The best thing about this approach is that it changes nothing in the remote servers and with little effort in the local machine and with gist you get all the fun of your local .bashrc in any server that you want.

And you still can easily "disable" this by using ssh instead of customssh.


One common approach to this is putting your dotfiles into github or another version control system. Not only can you easily update them, but you keep a history of the changes you've made for when you need to revert something.

Quick google searches for "dotfiles in github" and "dotfiles in version control" gave me a couple pages that look useful:

After setting this up, you could automate the updates with a cronjob on each server or simply adding a "git pull" in your .bash_profile.


Something like rsync would probably fit your needs. If that's not an option, use Dropbox to sync the files across each device and create a symlink between the locally-synced file and where you would otherwise need it.


You may find this tool be useful, althought github is probably the way to go if these are all your machines and not shared machines:

sshrc works just like ssh, but it also sources ~/.sshrc after logging in remotely.

$ echo "echo welcome" > ~/.sshrc
$ sshrc me@myserver

$ echo "alias ..='cd ..'" > ~/.sshrc
$ sshrc me@myserver
$ type ..
.. is aliased to `cd ..'

You can use this to set environment variables, define functions, and run post-login commands. It's that simple, and it won't impact other users on the server - even if they use sshrc too. For more advanced configuration, continue reading. https://github.com/Russell91/sshrc


I recently came across this question and thought I'd add my answer on how I pushed my .bashrc file around to multiple hosts.

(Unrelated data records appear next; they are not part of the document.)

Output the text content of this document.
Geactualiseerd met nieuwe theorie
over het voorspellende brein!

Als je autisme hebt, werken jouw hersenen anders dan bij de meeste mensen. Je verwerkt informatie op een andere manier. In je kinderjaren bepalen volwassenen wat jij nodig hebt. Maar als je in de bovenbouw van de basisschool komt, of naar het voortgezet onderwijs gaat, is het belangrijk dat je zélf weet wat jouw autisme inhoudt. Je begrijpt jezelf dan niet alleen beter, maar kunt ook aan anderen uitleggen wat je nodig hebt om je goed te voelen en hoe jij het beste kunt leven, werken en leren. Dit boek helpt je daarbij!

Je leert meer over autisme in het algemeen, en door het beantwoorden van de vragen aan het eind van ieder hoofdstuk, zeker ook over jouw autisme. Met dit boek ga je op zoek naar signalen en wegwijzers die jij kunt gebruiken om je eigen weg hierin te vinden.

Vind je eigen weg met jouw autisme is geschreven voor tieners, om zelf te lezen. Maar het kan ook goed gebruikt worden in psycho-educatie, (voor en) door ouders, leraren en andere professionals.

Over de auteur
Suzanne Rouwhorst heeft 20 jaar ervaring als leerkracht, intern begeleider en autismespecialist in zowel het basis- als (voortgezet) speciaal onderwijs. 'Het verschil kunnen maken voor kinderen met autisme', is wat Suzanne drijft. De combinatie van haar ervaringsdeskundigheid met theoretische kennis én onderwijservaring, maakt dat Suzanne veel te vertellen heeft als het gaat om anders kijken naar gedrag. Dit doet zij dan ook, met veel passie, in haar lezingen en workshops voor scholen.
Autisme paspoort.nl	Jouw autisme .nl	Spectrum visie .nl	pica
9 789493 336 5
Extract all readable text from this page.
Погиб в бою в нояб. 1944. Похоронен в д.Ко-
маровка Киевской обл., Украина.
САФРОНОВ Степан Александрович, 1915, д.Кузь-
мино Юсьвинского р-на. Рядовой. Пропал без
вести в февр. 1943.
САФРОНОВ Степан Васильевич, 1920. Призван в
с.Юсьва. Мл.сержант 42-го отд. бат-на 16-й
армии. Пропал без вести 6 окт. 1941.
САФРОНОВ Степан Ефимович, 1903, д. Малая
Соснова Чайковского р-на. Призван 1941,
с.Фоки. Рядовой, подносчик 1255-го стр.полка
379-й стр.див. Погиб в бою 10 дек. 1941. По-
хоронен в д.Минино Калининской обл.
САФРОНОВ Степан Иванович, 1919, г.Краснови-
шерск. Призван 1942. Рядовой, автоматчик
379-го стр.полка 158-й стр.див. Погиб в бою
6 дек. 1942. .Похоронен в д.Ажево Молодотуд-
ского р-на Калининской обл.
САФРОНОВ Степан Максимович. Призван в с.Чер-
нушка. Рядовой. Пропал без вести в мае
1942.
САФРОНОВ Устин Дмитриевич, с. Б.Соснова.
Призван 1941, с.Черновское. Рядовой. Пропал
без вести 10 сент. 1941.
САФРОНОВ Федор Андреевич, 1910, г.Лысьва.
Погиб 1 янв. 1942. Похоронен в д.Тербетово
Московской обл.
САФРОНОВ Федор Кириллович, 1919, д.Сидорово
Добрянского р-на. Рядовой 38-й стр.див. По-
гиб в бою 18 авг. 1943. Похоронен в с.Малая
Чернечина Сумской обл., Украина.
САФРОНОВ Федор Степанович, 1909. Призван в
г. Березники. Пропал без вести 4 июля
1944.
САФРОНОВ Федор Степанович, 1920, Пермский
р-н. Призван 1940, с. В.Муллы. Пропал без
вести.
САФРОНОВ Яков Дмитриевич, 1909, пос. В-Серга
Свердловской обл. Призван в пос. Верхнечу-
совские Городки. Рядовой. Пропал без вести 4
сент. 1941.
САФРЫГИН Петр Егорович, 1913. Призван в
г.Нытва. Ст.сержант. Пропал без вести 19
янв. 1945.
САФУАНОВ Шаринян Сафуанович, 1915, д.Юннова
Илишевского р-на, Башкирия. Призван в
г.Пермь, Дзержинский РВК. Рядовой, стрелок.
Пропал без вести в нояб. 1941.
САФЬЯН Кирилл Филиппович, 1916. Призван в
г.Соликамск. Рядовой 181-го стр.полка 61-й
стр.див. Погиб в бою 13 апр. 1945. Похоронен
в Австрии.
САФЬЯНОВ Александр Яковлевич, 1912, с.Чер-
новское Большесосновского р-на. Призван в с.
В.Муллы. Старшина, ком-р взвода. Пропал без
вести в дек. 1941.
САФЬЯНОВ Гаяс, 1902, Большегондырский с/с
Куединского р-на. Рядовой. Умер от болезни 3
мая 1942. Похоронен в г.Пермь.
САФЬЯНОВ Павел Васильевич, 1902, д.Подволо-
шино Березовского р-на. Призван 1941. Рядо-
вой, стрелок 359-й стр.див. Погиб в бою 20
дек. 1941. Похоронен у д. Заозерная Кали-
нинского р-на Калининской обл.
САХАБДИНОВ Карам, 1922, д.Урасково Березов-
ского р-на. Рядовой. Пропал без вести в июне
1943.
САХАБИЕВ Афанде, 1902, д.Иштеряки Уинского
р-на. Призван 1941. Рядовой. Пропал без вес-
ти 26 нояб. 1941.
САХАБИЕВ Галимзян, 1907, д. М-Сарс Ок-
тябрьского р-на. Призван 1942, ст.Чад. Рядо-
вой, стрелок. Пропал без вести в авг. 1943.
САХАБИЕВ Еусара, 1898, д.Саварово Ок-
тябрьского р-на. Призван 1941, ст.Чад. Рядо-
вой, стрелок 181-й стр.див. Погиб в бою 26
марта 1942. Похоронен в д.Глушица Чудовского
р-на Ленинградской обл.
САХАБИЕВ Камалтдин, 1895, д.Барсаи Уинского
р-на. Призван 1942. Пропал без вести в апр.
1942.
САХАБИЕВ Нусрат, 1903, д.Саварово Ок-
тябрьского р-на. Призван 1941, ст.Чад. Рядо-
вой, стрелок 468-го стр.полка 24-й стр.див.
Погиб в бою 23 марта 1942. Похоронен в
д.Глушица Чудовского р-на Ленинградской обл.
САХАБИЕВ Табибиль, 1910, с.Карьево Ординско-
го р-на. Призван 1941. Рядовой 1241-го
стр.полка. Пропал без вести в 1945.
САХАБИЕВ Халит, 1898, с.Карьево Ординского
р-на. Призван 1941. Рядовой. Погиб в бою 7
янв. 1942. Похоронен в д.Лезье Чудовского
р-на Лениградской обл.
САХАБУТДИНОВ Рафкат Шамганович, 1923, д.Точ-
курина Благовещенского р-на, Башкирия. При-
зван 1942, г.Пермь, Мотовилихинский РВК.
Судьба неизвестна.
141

In this hypothetical example there are 18 "vcn" servers that needed my .bashrc file. If you're fortunate enough to have a standardized naming convention, you can take advantage of curly braces in bash and use a loop to iterate server names appended in a numerical fashion. Then just scp the local .bashrc file to them.

for vcn in r1-vcn{1..9} r2-vcn{1..9}; do scp ~/.bashrc $vcn:/home/user/; done;

You can use your bashrc without having to download it or modify anything on the server your're on if you do the following. The file gets curled into source, meaning it only exists in memory and only for that session.

source <(curl -s -A '' https://somedomain.com/bashrc);

The pain you are facing is quite common. I have the same problem and came up with this framework called Base to solve the issue. This framework not only solves the basic issue of keeping the Bash settings in sync across multiple machines, it also includes a simple but powerful method to share settings, scripts, and libraries among team members as well as across multiple teams or at the company level if you are working for one.